Stop using the coronavirus as an excuse to be racist
The outbreak of the coronavirus, which originated in Wuhan, China in late 2019, has created a worldwide health and safety panic, resulting in many courageous efforts from doctors and health officials across the globe to combat the unfamiliar disease. However, reports from all sides of social media and internet forums have revealed a much more sinister reaction to the devastating illness: racism and xenophobia.

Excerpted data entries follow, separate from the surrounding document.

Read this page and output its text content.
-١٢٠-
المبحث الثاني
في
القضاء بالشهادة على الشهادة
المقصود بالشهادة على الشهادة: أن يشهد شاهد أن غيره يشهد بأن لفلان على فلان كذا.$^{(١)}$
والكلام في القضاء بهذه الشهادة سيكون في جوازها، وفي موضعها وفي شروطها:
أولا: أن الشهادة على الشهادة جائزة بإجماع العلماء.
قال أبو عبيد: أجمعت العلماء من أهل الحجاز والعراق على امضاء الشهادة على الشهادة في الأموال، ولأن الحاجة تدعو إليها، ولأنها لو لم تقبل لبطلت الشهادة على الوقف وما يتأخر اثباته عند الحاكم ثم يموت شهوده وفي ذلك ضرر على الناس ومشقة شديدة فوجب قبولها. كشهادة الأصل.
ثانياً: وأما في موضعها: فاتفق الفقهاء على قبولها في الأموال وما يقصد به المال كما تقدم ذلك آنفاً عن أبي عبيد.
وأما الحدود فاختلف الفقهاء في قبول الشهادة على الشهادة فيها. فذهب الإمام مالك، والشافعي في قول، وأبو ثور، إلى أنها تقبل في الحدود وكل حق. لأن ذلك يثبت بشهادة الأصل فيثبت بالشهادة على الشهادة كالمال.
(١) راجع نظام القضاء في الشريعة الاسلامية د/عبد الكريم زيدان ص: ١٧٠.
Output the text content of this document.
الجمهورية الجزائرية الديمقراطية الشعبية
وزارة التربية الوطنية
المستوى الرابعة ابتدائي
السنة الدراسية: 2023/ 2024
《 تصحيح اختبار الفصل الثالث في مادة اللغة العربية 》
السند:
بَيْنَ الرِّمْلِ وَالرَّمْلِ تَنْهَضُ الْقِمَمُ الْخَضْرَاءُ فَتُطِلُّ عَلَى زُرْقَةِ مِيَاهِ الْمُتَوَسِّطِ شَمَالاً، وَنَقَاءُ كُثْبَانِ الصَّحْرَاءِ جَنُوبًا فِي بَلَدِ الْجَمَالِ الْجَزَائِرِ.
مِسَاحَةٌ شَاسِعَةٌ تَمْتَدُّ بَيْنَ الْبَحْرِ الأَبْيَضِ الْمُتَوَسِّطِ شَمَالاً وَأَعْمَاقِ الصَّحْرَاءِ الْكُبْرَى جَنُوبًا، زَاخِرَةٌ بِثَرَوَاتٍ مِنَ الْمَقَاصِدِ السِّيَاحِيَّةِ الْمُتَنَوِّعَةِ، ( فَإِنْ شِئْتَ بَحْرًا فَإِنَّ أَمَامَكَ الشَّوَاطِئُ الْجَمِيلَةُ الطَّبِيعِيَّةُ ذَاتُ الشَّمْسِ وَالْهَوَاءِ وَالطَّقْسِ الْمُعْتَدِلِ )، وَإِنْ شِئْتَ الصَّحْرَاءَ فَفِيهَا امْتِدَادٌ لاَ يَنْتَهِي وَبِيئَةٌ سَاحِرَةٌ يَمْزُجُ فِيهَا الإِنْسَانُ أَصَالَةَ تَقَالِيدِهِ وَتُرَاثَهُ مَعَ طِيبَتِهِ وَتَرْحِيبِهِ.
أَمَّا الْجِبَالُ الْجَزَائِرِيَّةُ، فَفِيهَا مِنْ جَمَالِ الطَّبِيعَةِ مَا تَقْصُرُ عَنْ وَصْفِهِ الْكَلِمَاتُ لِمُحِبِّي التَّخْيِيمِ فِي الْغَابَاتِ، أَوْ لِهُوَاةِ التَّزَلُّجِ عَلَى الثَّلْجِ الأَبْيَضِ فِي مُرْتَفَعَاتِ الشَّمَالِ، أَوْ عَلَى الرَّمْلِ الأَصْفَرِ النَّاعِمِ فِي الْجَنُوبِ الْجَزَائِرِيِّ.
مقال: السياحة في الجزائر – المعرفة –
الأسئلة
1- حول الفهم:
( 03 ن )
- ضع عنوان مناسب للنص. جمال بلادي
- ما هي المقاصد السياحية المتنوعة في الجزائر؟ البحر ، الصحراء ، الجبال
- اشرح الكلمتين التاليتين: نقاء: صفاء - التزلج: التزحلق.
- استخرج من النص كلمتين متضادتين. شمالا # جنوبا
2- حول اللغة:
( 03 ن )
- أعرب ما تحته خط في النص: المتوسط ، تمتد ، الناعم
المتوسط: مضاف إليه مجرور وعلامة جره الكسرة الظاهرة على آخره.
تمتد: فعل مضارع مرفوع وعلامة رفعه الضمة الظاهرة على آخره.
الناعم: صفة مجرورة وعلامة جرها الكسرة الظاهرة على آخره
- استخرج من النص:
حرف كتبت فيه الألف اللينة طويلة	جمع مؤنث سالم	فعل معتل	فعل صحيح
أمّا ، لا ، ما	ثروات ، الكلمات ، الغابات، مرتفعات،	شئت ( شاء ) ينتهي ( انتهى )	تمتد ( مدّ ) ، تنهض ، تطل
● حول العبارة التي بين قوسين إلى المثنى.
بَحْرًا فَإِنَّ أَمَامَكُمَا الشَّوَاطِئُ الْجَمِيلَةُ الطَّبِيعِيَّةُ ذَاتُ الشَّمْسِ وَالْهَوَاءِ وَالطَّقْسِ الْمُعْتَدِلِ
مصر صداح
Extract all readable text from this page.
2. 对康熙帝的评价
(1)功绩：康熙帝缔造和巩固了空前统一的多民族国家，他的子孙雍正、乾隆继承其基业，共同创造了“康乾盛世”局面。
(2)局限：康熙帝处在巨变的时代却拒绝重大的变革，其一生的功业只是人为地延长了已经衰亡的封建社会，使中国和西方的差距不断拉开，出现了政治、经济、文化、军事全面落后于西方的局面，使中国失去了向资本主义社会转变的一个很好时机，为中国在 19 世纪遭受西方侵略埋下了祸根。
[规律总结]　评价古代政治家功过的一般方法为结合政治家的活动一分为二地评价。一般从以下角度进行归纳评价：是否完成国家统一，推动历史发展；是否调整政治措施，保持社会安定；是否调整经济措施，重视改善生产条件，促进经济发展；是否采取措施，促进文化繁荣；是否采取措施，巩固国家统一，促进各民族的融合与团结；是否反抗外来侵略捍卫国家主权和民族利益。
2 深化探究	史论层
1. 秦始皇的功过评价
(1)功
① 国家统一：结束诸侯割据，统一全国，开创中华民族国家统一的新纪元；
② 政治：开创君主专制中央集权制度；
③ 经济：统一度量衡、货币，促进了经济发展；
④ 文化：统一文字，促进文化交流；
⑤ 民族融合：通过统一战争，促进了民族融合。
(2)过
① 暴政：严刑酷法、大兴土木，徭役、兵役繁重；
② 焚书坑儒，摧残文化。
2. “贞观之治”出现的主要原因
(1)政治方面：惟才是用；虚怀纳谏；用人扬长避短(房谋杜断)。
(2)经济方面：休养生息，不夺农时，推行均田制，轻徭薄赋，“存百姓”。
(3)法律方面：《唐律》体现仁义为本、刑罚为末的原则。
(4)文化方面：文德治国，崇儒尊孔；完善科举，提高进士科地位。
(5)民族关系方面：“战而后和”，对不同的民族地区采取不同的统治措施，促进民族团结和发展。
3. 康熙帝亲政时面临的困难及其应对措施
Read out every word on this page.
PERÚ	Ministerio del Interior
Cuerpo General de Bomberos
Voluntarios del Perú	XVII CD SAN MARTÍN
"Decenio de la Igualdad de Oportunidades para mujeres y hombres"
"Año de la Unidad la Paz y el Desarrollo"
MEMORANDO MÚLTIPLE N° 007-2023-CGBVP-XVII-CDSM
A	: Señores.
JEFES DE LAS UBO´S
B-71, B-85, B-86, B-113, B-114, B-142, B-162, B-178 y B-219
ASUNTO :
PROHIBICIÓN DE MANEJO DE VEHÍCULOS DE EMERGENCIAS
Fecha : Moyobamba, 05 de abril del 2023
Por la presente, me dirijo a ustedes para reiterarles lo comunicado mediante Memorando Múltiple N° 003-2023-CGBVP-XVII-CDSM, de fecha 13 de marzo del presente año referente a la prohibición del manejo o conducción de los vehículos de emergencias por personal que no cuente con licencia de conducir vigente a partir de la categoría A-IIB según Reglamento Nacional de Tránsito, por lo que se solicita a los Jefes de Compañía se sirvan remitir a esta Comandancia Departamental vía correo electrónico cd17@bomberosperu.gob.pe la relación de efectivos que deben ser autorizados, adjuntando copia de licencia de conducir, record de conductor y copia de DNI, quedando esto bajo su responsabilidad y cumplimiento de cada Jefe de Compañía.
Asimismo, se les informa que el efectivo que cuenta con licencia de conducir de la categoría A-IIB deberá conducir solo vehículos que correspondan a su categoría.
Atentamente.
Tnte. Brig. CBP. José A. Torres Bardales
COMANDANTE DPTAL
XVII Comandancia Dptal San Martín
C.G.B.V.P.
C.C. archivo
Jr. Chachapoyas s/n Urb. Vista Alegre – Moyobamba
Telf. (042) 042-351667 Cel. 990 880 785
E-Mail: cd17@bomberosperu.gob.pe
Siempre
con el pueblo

This is not the first time that these kinds of outbreaks have become racialized and used to propagate xenophobia. “With this new virus, something was triggered that is always latently there, under the surface, which is this fear of the other and the idea that bad things come from elsewhere,” says Roger Keil, a professor in the environmental studies department at York University. We saw this kind of racism during the H1N1 Swine Flu outbreak of 2009, when Mexican and Latino immigrants were wrongfully blamed for the spread of the virus. More recently, the 2014 Ebola outbreak created a massive wave of racism-fueled hysteria.
In 2002, Severe acute respiratory syndrome (SARS), a virus that originated from China’s Guangdong Province, killed approximately 800 people. The outbreak of the virus resulted in a culture of fear and hatred towards different aspects of the Chinese culture, namely diet and food practices.
The kind of anti-Asian racism being thrown around then strongly echoes the attacks Asian people are now facing both in real life and on social media. As reported by The Verge, a few weeks ago Trang Dong posted a video on the popular video-sharing platform TikTok, showing her eating pho while using chopsticks to hold the spoon. What was supposed to be a humorous video ended up attracting a string of derogatory messages, including “Where is the bat in your soups???” and “Its corona time.”
Asian people across the country have taken to platforms like Twitter to document the kinds of racism they’re facing in real life because of the virus outbreak. People recount being ranted to on public transportation, being avoided in airports, and being addressed about the illness in public spaces. In France, the hashtag #JeNeSuisPasUnVirus, which translates to “I am not a virus,” has spread rapidly to counter racism.
University of California, Berkeley, has even come under fire for making an offensive post on the school’s official health and wellness account. The post, aimed at describing “normal reactions” to the coronavirus outbreak, included “Xenophobia: fears about interacting with those who might be from Asia and guilt about these feelings,” harmfully painting xenophobia as an excusable offense.
The World Health Organization (WHO) and the U.S. Centers for Disease Control and Prevention (CDC), among other health organizations, have all urged people to not make these harmful, racist assumptions or “jokes.” WHO also strongly disagrees with The United States’ move to deny entry to foreign nationals who had been in China, arguing that it will only create more fear and stigmatization.